Back in college (90’s), we had a Solaris shop. One time after a long power outage we discovered that we couldn’t bring up the system because of a circular dependency.
It’s been decades, something along the lines of a NIS server depending on a file server and vice-versa. We managed to manually get the services running and then do a clean reboot after the rest of the systems came up.
Just one more reason I don't take the "engineering" part of "software engineering" seriously. Hardly surprising given the admiration of tinkering and hacking that runs through the industry.
modern software spans the globe, often communicating with 3rd party systems, operates 24/7/365, and is often at the whims of deadlines. its some of the most technically challenging endeavors in existence.
its not really surprising how you'd end up in these situations.
that being said. rate limits and error handling people. jesus. =)
The 19th century is full of “real engineering” that is frankly clown shoes stuff. Stories about how early truss bridges were designed makes modern software engineering seem quite orderly by comparison.

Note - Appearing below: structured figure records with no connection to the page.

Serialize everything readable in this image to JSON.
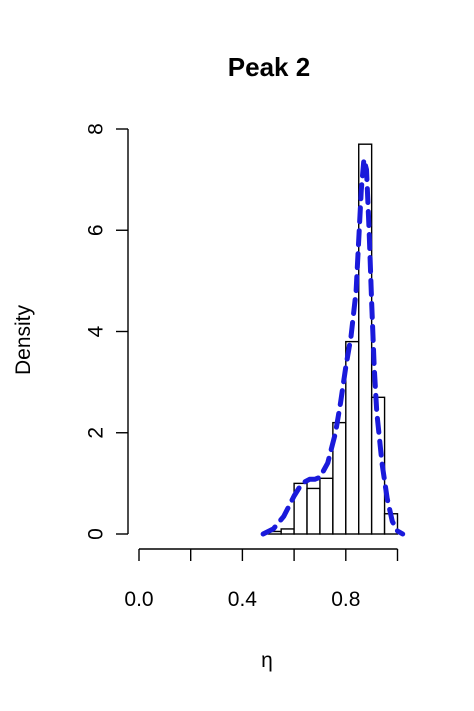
{
  "chart_data": {
    "type": "bar",
    "title": "Peak 2",
    "xlabel": "η",
    "ylabel": "Density",
    "xlim": [
      0.0,
      1.04
    ],
    "ylim": [
      0,
      8
    ],
    "x_ticks": [
      0.0,
      0.2,
      0.4,
      0.6,
      0.8,
      1.0
    ],
    "x_tick_labels": [
      "0.0",
      "",
      "0.4",
      "",
      "0.8",
      ""
    ],
    "y_ticks": [
      0,
      2,
      4,
      6,
      8
    ],
    "y_tick_labels": [
      "0",
      "2",
      "4",
      "6",
      "8"
    ],
    "bin_edges": [
      0.5,
      0.55,
      0.6,
      0.65,
      0.7,
      0.75,
      0.8,
      0.85,
      0.9,
      0.95,
      1.0
    ],
    "values": [
      0.05,
      0.1,
      1.0,
      0.9,
      1.1,
      2.2,
      3.8,
      7.7,
      2.7,
      0.4
    ],
    "grid": false,
    "series": [
      {
        "type": "line",
        "style": "dashed",
        "color": "#1a1adb",
        "x": [
          0.48,
          0.52,
          0.56,
          0.6,
          0.63,
          0.66,
          0.68,
          0.7,
          0.73,
          0.76,
          0.78,
          0.8,
          0.82,
          0.84,
          0.85,
          0.86,
          0.87,
          0.88,
          0.89,
          0.9,
          0.91,
          0.92,
          0.94,
          0.96,
          0.98,
          1.0,
          1.02
        ],
        "y": [
          0.0,
          0.1,
          0.35,
          0.75,
          1.0,
          1.08,
          1.08,
          1.12,
          1.4,
          2.0,
          2.6,
          3.3,
          3.9,
          4.8,
          5.8,
          6.8,
          7.4,
          7.2,
          6.0,
          4.6,
          3.3,
          2.4,
          1.4,
          0.7,
          0.25,
          0.06,
          0.0
        ]
      }
    ]
  }
}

I've always been amused at this comparison. You're not wrong. We wouldn't tolerate or excuse a group of people attempting engineering based on 19th century practices. Why should we excuse software engineers (if, indeed, their goal is to be "engineers" in any meaningful sense) for not building on the last two centuries of engineering knowledge?
Because software engineering is not the same as mechanical engineering. We’ve tried to apply mechanical engineering principles to software projects; it didn’t work.
In power grids its called a Black Start, I think that's something we could nick as a concept.